In matters related to Fairport Convention, the 40-year-old wellspring of the British folk-rock movement, it’s probably best to declare one’s biases at the outset. With that in mind, I’ll go on record as saying that my favorite Fairport albums are What We Did on Our Holidays and Unhalfbricking, and that both are among the most beautiful, engaging, and enduring records I’ve ever heard. I also think Liege and Lief, the much-vaunted classic on which the band made the great leap toward amplified traditional music, is mostly dull. As I see it, what made Fairport special was their eagerness to try out all kinds of music, singing Bob Dylan (in English and French), traditional ballads, and most especially their own compositions. Having a number of strong songwriters and vocalists made the group special, and the instrumental prowess of everyone on board was such that what should’ve seemed like a grab bag of musical styles came out sounding unified, powerful, and joyous.
Most distinctive among Fairport’s early members was Sandy Denny, who brought such songs as “Who Knows Where the Time Goes” and “Come All Ye” to the repertoire, and sang with a mixture of control and abandon in one of the more beautiful and clear voices in pop history. Denny’s departure after Liege and Lief to form Fotheringay — named for another of her fine original songs — ushered in a new era for Fairport and produced a sometimes brilliant, sometimes bland eponymous album by her new group.
Allow me to confess to two more biases. First, I’m just not that interested in Fairport post-Denny (even less so post-Richard Thompson), and I’ve never particularly loved Fotheringay. So it goes.
Fotheringay was plagued by two problems that early Fairport never had. One was that Fotheringay was considerably more polished and straightforward. Although the rhythm section deserves some of the blame for this, the primary source of blandness seems to be singer/songwriter/guitarist Trevor Lucas, who I also generally classify as problem number two. That Lucas was fond of conventional rock with a dash of country is not a problem in and of itself. The problem is that he doesn’t complement Sandy Denny very well at all.

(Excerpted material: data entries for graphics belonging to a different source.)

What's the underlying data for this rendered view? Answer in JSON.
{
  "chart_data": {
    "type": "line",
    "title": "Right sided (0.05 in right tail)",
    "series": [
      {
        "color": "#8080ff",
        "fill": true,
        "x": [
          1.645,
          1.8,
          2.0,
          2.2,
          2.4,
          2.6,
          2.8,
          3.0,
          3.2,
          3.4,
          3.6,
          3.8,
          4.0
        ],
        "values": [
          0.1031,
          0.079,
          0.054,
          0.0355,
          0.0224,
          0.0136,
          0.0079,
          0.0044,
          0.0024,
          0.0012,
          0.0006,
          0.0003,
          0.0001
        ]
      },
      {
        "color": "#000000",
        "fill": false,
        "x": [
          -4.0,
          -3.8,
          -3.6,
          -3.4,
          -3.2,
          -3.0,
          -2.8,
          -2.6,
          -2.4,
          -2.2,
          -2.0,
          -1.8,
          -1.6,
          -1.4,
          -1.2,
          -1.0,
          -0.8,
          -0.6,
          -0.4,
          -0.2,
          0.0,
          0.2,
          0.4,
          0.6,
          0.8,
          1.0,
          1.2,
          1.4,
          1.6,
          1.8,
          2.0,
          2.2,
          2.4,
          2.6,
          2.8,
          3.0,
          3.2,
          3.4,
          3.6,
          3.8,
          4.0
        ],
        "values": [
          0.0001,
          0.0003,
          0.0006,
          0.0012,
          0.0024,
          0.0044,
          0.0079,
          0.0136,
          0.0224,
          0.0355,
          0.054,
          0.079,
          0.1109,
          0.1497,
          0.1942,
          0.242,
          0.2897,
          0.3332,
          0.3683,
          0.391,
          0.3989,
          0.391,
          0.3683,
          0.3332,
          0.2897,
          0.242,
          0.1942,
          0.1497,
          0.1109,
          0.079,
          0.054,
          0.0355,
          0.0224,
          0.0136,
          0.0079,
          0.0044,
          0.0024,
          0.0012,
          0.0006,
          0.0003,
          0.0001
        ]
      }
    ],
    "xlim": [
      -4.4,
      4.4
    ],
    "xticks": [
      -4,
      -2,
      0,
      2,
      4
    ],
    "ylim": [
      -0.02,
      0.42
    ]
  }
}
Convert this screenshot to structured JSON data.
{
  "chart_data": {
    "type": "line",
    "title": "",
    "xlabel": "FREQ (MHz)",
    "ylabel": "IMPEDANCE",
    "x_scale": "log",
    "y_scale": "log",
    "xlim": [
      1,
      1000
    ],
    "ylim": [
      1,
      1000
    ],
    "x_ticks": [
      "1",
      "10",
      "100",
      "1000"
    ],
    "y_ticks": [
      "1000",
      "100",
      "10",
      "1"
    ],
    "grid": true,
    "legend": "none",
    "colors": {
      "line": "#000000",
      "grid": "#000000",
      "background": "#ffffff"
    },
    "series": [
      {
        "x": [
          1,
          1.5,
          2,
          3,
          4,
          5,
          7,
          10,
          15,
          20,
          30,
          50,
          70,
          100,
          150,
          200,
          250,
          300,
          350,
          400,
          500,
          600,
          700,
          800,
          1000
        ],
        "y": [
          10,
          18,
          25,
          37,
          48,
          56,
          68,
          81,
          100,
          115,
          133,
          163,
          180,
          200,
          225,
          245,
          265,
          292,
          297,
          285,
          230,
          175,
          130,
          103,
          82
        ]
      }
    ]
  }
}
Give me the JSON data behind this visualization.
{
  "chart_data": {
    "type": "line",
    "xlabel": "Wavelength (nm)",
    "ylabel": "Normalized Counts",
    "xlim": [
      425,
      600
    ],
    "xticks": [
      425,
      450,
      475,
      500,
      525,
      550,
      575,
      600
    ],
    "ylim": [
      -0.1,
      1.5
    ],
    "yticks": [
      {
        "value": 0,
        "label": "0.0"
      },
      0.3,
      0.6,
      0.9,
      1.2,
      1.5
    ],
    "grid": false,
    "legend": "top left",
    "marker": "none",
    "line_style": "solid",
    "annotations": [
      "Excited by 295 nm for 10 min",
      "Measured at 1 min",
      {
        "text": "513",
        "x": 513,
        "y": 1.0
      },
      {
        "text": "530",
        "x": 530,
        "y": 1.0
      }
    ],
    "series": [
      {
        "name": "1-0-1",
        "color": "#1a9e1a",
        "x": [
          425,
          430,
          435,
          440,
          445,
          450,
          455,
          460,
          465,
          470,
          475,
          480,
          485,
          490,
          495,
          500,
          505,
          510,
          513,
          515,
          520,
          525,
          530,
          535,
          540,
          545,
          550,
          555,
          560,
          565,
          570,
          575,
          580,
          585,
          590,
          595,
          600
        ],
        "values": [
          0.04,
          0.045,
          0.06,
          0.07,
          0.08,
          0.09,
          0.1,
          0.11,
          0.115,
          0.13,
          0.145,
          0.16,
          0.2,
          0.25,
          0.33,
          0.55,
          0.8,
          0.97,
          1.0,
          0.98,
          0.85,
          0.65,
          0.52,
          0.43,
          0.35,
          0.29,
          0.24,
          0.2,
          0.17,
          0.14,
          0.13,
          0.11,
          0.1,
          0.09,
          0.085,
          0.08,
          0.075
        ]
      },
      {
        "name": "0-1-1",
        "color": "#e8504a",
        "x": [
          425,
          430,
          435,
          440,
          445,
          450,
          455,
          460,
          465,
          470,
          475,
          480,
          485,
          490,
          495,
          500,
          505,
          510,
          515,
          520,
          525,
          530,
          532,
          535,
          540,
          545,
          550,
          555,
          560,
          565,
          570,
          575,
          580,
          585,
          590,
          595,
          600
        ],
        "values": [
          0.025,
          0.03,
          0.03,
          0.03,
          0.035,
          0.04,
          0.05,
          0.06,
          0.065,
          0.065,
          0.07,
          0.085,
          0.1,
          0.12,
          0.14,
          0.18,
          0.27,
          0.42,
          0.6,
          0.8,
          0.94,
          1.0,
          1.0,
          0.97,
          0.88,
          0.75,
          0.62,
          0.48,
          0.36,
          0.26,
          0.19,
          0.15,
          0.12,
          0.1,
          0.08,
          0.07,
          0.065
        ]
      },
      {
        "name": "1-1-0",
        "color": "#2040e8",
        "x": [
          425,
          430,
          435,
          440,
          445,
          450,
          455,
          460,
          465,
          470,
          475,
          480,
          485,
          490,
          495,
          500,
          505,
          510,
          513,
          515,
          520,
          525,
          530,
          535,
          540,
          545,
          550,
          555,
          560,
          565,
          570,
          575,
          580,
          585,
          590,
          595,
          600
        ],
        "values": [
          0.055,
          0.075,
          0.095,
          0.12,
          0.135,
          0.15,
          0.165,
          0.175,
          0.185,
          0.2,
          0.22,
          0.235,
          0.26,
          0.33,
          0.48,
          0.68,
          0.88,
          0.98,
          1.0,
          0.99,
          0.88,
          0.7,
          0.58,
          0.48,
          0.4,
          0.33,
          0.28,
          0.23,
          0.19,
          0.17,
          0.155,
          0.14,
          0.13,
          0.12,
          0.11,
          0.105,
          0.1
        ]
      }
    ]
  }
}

Part of the appeal of Fairport was that so many personalities worked their way into the group. Fotheringay’s problem was that Denny’s only real foil was Lucas, who was simply no match for Richard Thompson, Ian Matthews, or Ashley Hutchings, much less the combination of the three. Lucas’s only lead vocals on the group’s first record were on his own “Ballad of Ned Kelly” and two covers (he also sang a duet with Denny). “Ned Kelly” is a competent rocker with a standout guitar solo from Jerry Donahue, whose style is occasionally reminiscent of Thompson’s. But the covers are pedestrian, and as a result Fotheringay is extremely uneven. The Denny tracks are much better, particularly “The Sea” and “Banks of the Nile”, and it’s fortunate that hers is the primary presence on the album.
Fotheringay’s record did well enough, but Denny left midway through the sessions for the follow-up, effectively breaking up the group. Fotheringay 2 remained incomplete until now, assembled by Jerry Donahue from backing tracks and vocal run-throughs. Taking into account the rough nature of what he had to work with, Fotheringay 2 sounds remarkably finished, and benefits from the alternating of Denny’s songs with Lucas’s.
On the surface, it’s evident that Denny wasn’t entirely on board, since she only composed two songs, “John the Gun” and “Late November”, both of which she would re-record for her solo debut. The version of “John the Gun” that opens Fotheringay 2, though, sounds anything but tentative. It’s a muscular performance, with a blazing contribution from Donahue and one of Denny’s best vocals. There’s also a saxophone solo, of all things, which is completely incongruous and shouldn’t work, but somehow does. Elsewhere, “Wild Mountain Thyme” gets off to a shaky start but turns out pretty, and “Silver Threads and Golden Needles” is simply beautiful.
So it comes as something of a surprise that what allows this belated follow-up to hold together seems to be one Trevor Lucas. Although his cover of Dylan’s “I Don’t Believe You” is monotonous — I’d love to hear Denny tackle that one — Lucas’ other contributions show real improvement over his stuff from the debut. His songs still don’t have the emotional heft of Denny’s, but they have an easy charm. Even better than his originals is his take on the traditional “Bold Jack Donahue”. The moody, ominous guitar intro gets the Australian outlaw’s tale off to an appropriate start, and both singer and band keep things interesting for close to eight minutes. It’s probably his finest moment as a member of this band, and it would’ve made a great album closer. Instead, the weak “Two Weeks Last Summer”, a boring song which not even Sandy Denny can redeem, brings the Fotheringay story to its conclusion.
The sour taste of “Two Weeks Last Summer” is really too bad, because Fotheringay 2 deserves a much better finale. Ultimately, a second Fotheringay album is little more than a footnote to the larger stories of Fairport Convention and British folk-rock, but a pleasant and lovingly-assembled footnote. It’s quite possibly better than their first album, and a worthwhile addition to any Fairport fan’s collection.